Speaking to The Grocer prior to his American Food Revolution food festival being held next month at Le Manoir aux Quat’ Saisons, the chef attacked the government’s intensive farming policy for fostering demand for low prices.
“There’s been a manipulation of consumers, making them believe they can have cheap food. But they’ve not been told the whole story. Now they want to know more,” he said.
“There’s a growing awareness that cheap food is not cheap and it should not be reduced to a convenience satisfying only the primary need.”
Blanc blamed cheap pricing policies for turning food into an irrelevance. But he argued that it was too easy just to blame supermarket policies.
He applauded the huge choice of produce available in UK supermarkets as well as the advances they had made with local sourcing.
However, he said the multiples shared a collective responsibility to rebuild the UK’s lost understanding of food and improve food traceability and labelling. “The food chain is the number one issue. We need to introduce more integrity to UK cuisine.
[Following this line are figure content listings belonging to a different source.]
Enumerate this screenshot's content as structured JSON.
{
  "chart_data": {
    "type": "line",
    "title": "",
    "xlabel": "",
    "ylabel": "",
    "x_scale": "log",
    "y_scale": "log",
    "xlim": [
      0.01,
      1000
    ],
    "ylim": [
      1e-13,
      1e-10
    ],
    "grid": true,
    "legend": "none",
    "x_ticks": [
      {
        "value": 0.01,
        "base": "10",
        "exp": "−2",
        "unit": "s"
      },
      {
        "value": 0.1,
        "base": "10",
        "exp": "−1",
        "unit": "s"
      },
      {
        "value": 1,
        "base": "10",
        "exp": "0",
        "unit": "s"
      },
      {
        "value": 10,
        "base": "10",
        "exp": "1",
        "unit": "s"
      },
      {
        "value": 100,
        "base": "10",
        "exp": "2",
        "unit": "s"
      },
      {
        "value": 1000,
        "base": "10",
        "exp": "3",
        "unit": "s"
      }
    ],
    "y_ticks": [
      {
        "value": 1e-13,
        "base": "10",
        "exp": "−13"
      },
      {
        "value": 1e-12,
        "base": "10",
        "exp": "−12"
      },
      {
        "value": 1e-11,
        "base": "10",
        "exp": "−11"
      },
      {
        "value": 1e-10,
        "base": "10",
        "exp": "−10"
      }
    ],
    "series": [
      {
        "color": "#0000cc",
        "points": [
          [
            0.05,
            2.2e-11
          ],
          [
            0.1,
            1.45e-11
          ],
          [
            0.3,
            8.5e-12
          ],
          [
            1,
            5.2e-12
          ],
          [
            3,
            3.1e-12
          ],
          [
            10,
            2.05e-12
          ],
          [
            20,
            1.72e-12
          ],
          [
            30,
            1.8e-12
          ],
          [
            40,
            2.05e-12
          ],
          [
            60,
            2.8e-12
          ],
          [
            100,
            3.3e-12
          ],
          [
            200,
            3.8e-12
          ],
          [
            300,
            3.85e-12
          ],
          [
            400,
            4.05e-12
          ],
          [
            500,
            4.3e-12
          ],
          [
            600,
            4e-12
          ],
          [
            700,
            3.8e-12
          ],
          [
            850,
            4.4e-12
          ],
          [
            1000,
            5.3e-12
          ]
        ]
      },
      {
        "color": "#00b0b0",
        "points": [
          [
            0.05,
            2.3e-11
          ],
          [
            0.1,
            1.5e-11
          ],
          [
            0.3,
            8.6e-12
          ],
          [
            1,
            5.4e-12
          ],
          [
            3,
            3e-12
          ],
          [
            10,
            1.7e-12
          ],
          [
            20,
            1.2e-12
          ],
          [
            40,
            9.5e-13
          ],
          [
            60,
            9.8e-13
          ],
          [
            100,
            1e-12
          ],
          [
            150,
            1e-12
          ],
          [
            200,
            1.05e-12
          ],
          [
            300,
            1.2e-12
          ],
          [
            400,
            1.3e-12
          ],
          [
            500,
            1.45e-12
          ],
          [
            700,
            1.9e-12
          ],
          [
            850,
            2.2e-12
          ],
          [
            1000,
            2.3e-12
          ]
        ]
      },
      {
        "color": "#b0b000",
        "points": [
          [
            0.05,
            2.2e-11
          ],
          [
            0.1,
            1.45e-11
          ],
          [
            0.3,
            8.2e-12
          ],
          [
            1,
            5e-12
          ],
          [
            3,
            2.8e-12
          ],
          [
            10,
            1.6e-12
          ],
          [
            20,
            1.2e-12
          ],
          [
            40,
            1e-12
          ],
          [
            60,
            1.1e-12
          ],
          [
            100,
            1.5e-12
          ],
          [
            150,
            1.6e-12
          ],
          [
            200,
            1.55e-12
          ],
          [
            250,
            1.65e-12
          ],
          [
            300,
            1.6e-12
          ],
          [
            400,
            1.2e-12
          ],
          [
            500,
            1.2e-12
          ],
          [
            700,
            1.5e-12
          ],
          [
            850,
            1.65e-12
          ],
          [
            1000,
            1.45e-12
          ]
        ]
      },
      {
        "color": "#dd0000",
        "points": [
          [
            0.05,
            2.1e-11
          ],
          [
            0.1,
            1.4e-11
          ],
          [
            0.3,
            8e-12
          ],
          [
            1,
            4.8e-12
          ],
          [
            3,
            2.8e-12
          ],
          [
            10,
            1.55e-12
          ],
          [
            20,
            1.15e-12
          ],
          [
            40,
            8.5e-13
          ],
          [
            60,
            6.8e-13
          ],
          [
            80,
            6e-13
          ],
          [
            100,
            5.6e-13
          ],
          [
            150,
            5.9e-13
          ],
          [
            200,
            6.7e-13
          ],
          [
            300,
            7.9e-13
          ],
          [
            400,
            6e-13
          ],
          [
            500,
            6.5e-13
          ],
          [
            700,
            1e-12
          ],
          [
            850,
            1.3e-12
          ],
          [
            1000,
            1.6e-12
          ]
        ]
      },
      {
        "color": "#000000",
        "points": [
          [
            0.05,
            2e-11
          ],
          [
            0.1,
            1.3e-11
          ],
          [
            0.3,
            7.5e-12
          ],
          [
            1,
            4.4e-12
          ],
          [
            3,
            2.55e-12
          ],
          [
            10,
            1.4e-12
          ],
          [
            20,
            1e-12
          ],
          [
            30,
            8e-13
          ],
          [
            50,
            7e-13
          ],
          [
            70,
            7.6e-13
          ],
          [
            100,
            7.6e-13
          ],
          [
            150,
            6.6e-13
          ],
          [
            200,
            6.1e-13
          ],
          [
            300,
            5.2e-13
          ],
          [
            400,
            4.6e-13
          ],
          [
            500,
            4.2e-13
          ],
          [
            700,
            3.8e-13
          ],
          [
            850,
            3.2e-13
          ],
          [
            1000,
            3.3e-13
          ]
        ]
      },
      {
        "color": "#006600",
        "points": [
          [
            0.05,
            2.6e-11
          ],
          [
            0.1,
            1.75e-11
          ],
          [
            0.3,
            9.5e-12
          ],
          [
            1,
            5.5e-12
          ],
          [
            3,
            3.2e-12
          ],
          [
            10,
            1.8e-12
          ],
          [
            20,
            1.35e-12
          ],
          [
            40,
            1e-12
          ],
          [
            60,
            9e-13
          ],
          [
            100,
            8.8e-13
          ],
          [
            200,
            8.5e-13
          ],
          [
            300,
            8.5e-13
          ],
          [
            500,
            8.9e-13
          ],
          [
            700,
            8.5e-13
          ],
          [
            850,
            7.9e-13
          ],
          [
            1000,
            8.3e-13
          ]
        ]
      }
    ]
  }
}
People don’t want peaches that are picked green and put into a pack pumped with gas, then three months later pumped with gas again.”
Picking up on the theme of the festival, at which a summit of top chefs will debate the key issues affecting the food and drink industry, Blanc said there was much to learn from the way the US had reinvigorated its cuisine. “The Americans are making their own brand of gastronomy that reflects their multicultural society.”